Scenario: I’m building an operating system, and would like to make some high level primitives for use in my API.
Primitive: Use the CPU’s locking techniques (which are what InterlockedXXX mostly do).
This is by no means an exhaustive list, just some ideas.
Nathan: you use spinlocks (the code in the example) for short-lived locking on multiprocessor machines, because spinlocks don’t put the thread to sleep
Another place for the interlock spinlock are for places where you may have to work with an interrupt handler.
If you do apps programming – stick to the API locking mechanisms. In that case, the kernel handles everything for you in the background, putting your thread to sleep if necessary.
Inside the kernel though, you start having to worry about the semantics of your locking. Sometimes, sleeping isn’t an option and you have to do a spinlock. Or maybe you’re sharing a critical section with an interrupt handler.
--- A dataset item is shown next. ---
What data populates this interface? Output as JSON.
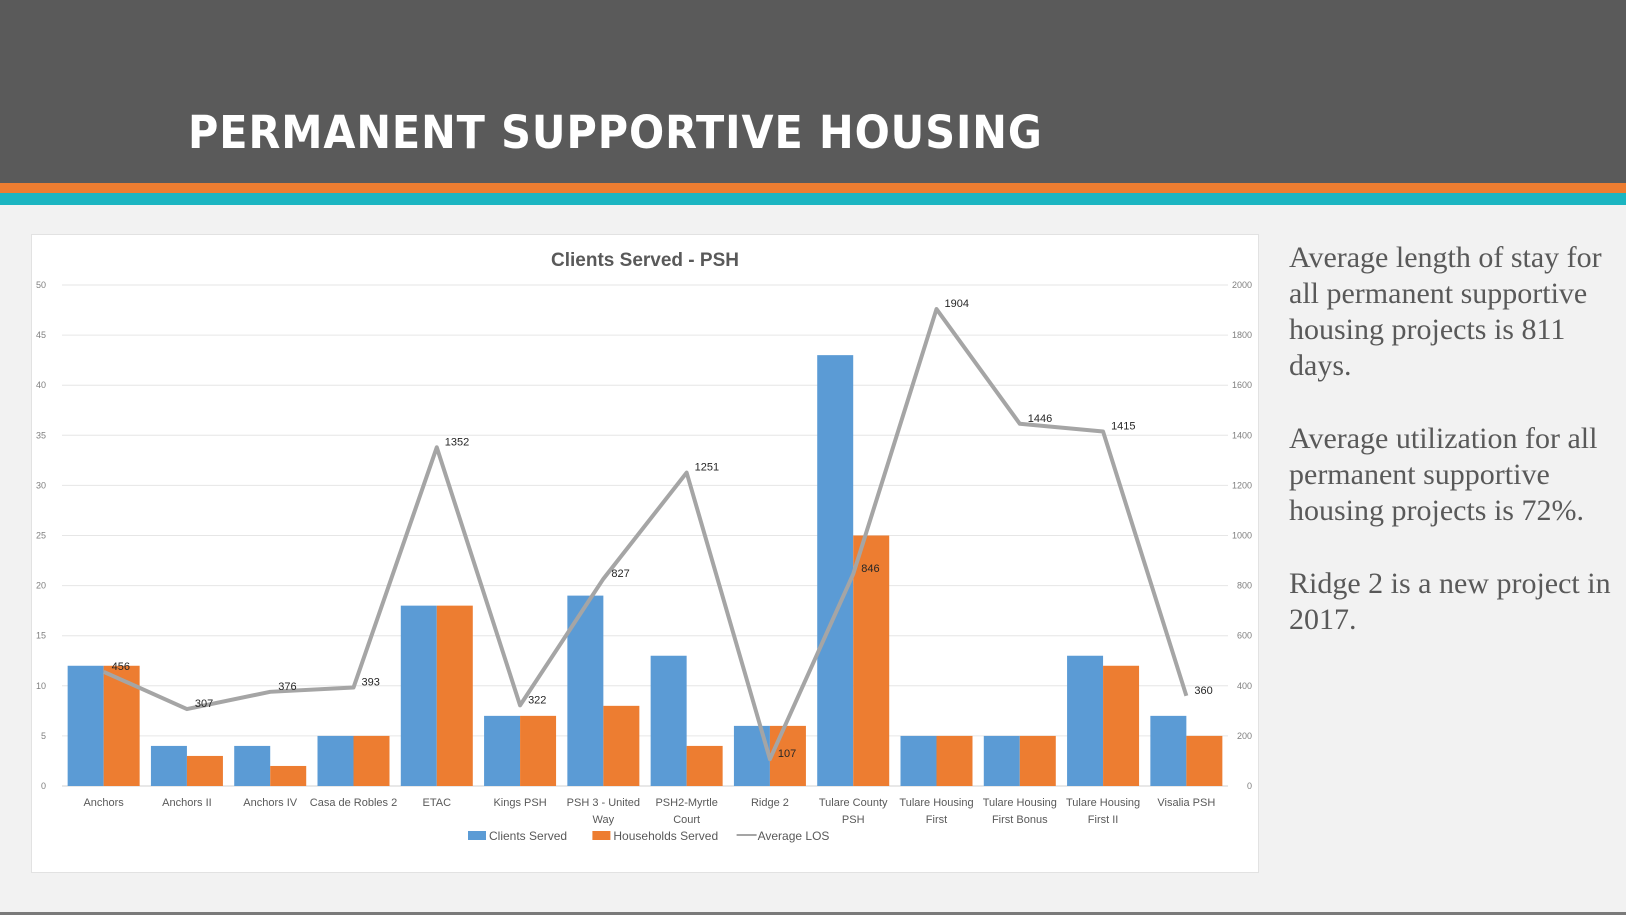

Or code that switches IRQL – some synchronization primitives only work at certain levels.
I love convergent evolution. Linux’s memory barriers work much the same way: http://kerneltrap.org/node/6431
@quotemstr:
That’s because the functions are thin wrappers around existing cpu instructions. The Old Interlocked functions correspond mostly to lock inc/dec/xchg/xmpchg.
One of the most useful uses is creating lock free data structures (lists, queues etc). In realtime applications you need to avoid priority inversion, so any calls that may block are dangerous. Certain high performance apps also have serious contention between multiple threads, and again using lock free structures can increase performance.
ChrisR,
Thanks.
In some ways, I can see how you could implement every one of those using a classical semaphore.
Protect code ? Semaphore with a value of 1.
That’s where I was coming from — last OS class was 10 years ago, but what I recalled was everything could be built from simple primitives, and that mindset makes you see everything Win32 offers and wonder why. Granted, that was also "when all you have is a hammer, all problems are nails.."
Nathan_works: It’s true that all other locking primitives can be written in terms of semaphores, in the same way that it’s possible to deconstruct all branching constructs (while, for, etc) in terms of goto and if. Nobody would use a language that only had goto and if, though, would they?